A primeira verificação trata do conteúdo, para tanto, é necessário recorrer à nota fiscal e confrontá-la com a mercadoria fisicamente recebida. Em geral, esta atividade não é completamente realizada devido à insuficiência de dados cadastrais, especialmente o desconhecimento das partes que compõem o item. Caso haja discordância, o SAC deve ser notificado para esclarecimentos ao cliente. Este é um dos problemas mais indesejáveis: o cliente pode alegar que é inocente culpando a transportadora e a transportadora se defende afirmando que o volume não foi violado. A devolução física não sincronizada com o recebimento da entrega da mercadoria é a causadora deste problema inerente à venda não presencial.

A segunda verificação refere-se à qualidade recorrendo-se ao motivo alegado pelo cliente colhido através do SAC. Como não poderia deixar de ser, com raras exceções, a análise do defeito técnico é superficial – o grau de superficialidade da análise é diretamente proporcional à diversidade de fornecedores. O resultado desta análise gera a classificação da peça que irá determinar seu destino. As possíveis classificações das peças no Laudo são: disponível para venda, bom estado sem embalagem, indisponível para venda e peças defeituosas (técnico ou aparente). Peças defeituosas serão destinadas à assistência técnica dos fornecedores ou aos próprios para troca.

6. Gestão do depósito de reversa – a Sibéria da logística interna

Em geral, as peças que retornam das transportadoras ou dos clientes são armazenadas em depósitos exclusivos. As principais razões desta exclusividade são: nem sempre se destinam para vendas; ocupam espaço sempre crescente – o fluxo de entrada, determinado pelas vendas é superior ao de saída e, o principal, há profundas diferenciações nos processo de recebimento, armazenagem e expedição. Chega-se ao ponto de afirmar que um profissional bem sucedido na gestão de um depósito de reversa é um sobrevivente.

Para não ir longe, basta citar o tipo de controle dos itens e a armazenagem deles. Como cada peça de um item tem o seu próprio defeito, é preciso identificar cada uma delas para associá-la ao seu defeito específico.
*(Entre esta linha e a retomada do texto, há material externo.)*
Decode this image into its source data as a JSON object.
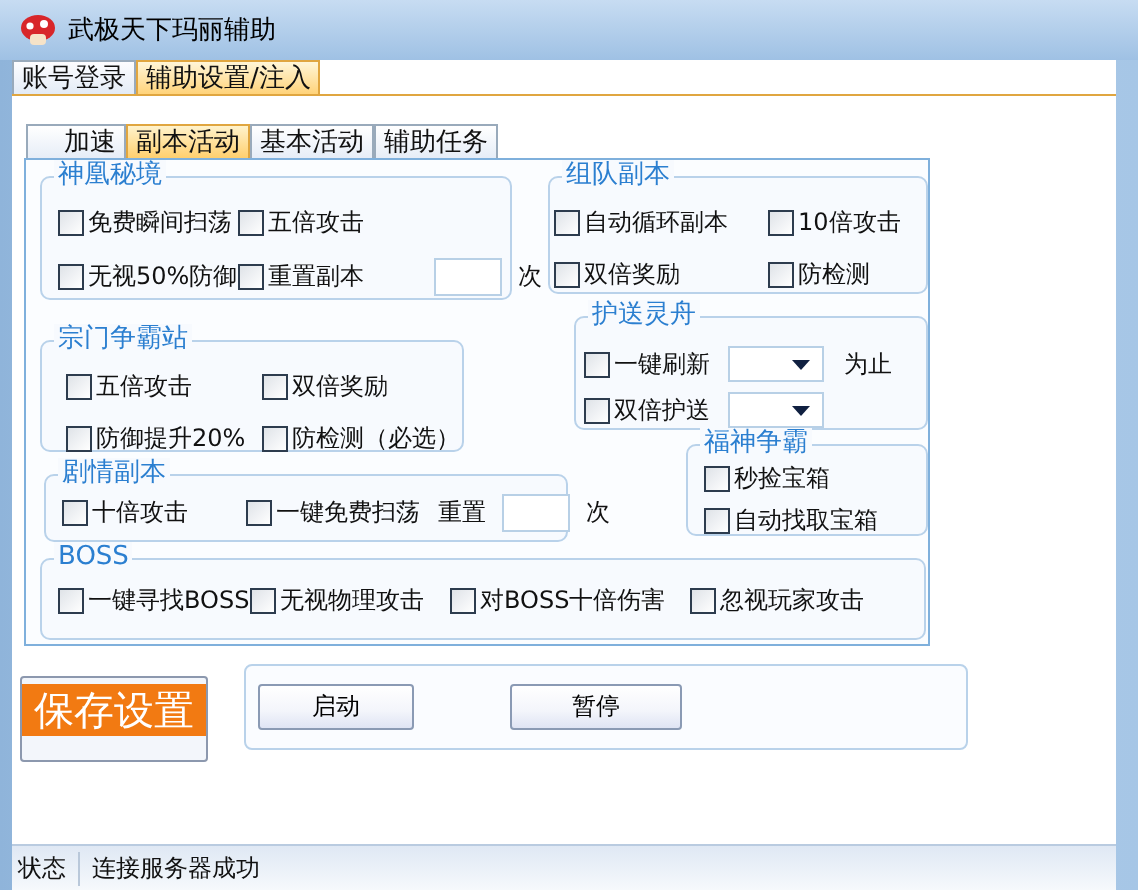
{
  "window": {
    "title": "武极天下玛丽辅助"
  },
  "outer_tabs": [
    {
      "label": "账号登录",
      "selected": false
    },
    {
      "label": "辅助设置/注入",
      "selected": true
    }
  ],
  "inner_tabs": [
    {
      "label": "加速",
      "selected": false
    },
    {
      "label": "副本活动",
      "selected": true
    },
    {
      "label": "基本活动",
      "selected": false
    },
    {
      "label": "辅助任务",
      "selected": false
    }
  ],
  "groups": [
    {
      "title": "神凰秘境",
      "rows": [
        [
          {
            "kind": "checkbox",
            "label": "免费瞬间扫荡",
            "checked": false
          },
          {
            "kind": "checkbox",
            "label": "五倍攻击",
            "checked": false
          }
        ],
        [
          {
            "kind": "checkbox",
            "label": "无视50%防御",
            "checked": false
          },
          {
            "kind": "checkbox",
            "label": "重置副本",
            "checked": false
          },
          {
            "kind": "field"
          },
          {
            "kind": "text",
            "label": "次"
          }
        ]
      ]
    },
    {
      "title": "组队副本",
      "rows": [
        [
          {
            "kind": "checkbox",
            "label": "自动循环副本",
            "checked": false
          },
          {
            "kind": "checkbox",
            "label": "10倍攻击",
            "checked": false
          }
        ],
        [
          {
            "kind": "checkbox",
            "label": "双倍奖励",
            "checked": false
          },
          {
            "kind": "checkbox",
            "label": "防检测",
            "checked": false
          }
        ]
      ]
    },
    {
      "title": "宗门争霸站",
      "rows": [
        [
          {
            "kind": "checkbox",
            "label": "五倍攻击",
            "checked": false
          },
          {
            "kind": "checkbox",
            "label": "双倍奖励",
            "checked": false
          }
        ],
        [
          {
            "kind": "checkbox",
            "label": "防御提升20%",
            "checked": false
          },
          {
            "kind": "checkbox",
            "label": "防检测（必选）",
            "checked": false
          }
        ]
      ]
    },
    {
      "title": "护送灵舟",
      "rows": [
        [
          {
            "kind": "checkbox",
            "label": "一键刷新",
            "checked": false
          },
          {
            "kind": "dropdown"
          },
          {
            "kind": "text",
            "label": "为止"
          }
        ],
        [
          {
            "kind": "checkbox",
            "label": "双倍护送",
            "checked": false
          },
          {
            "kind": "dropdown"
          }
        ]
      ]
    },
    {
      "title": "剧情副本",
      "rows": [
        [
          {
            "kind": "checkbox",
            "label": "十倍攻击",
            "checked": false
          },
          {
            "kind": "checkbox",
            "label": "一键免费扫荡",
            "checked": false
          },
          {
            "kind": "text",
            "label": "重置"
          },
          {
            "kind": "field"
          },
          {
            "kind": "text",
            "label": "次"
          }
        ]
      ]
    },
    {
      "title": "福神争霸",
      "rows": [
        [
          {
            "kind": "checkbox",
            "label": "秒捡宝箱",
            "checked": false
          }
        ],
        [
          {
            "kind": "checkbox",
            "label": "自动找取宝箱",
            "checked": false
          }
        ]
      ]
    },
    {
      "title": "BOSS",
      "rows": [
        [
          {
            "kind": "checkbox",
            "label": "一键寻找BOSS",
            "checked": false
          },
          {
            "kind": "checkbox",
            "label": "无视物理攻击",
            "checked": false
          },
          {
            "kind": "checkbox",
            "label": "对BOSS十倍伤害",
            "checked": false
          },
          {
            "kind": "checkbox",
            "label": "忽视玩家攻击",
            "checked": false
          }
        ]
      ]
    }
  ],
  "save_button": "保存设置",
  "action_buttons": [
    "启动",
    "暂停"
  ],
  "status_bar": {
    "label": "状态",
    "message": "连接服务器成功"
  }
}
Esta condicionalidade implica o controle operacional integral por peça, como se cada uma delas tivesse um número de série. Como o critério de armazenagem é determinado pelo fluxo de saída, as peças são armazenadas pela classificação feita no laudo e por fornecedor.

7. Considerações finais

  • Sempre haverá reversa, pois parte das devoluções independe da qualidade do serviço da loja (desejo do consumidor, qualidade da mercadoria, atraso de entrega por culpa da transportadora etc.) e são proporcionais ao volume de venda. Não há como escapar do “lado negro”.
  • Se os investimentos na melhoria dos processos logísticos internos orientados para a venda são negligenciados, pode-se imaginar o descaso com a logística reversa.
  • O giro das peças defeituosas é inferior ao das peças vendáveis, logo, considerando que o fluxo de entrada seja crescente e superior ao de saída, a quantidade de peças em estoque é crescente agravando ainda mais a gestão.
  • A lentidão ou imprecisão no processamento da reversa, especialmente o crédito ou a troca, implica a perda do cliente e da imagem da loja, comprometendo o investimento em marketing.
  • A logística interna da reversa, com exceção do desempenho, além de ser diferente, é tão ou mais complexa do que a do depósito disponível para venda.
  • O processo da reversa exige profunda integração entre todos os módulos que compõem o back-end: SAC, Gestão do Transporte, WMS e ERP. Esta é uma das razões de sua complexidade.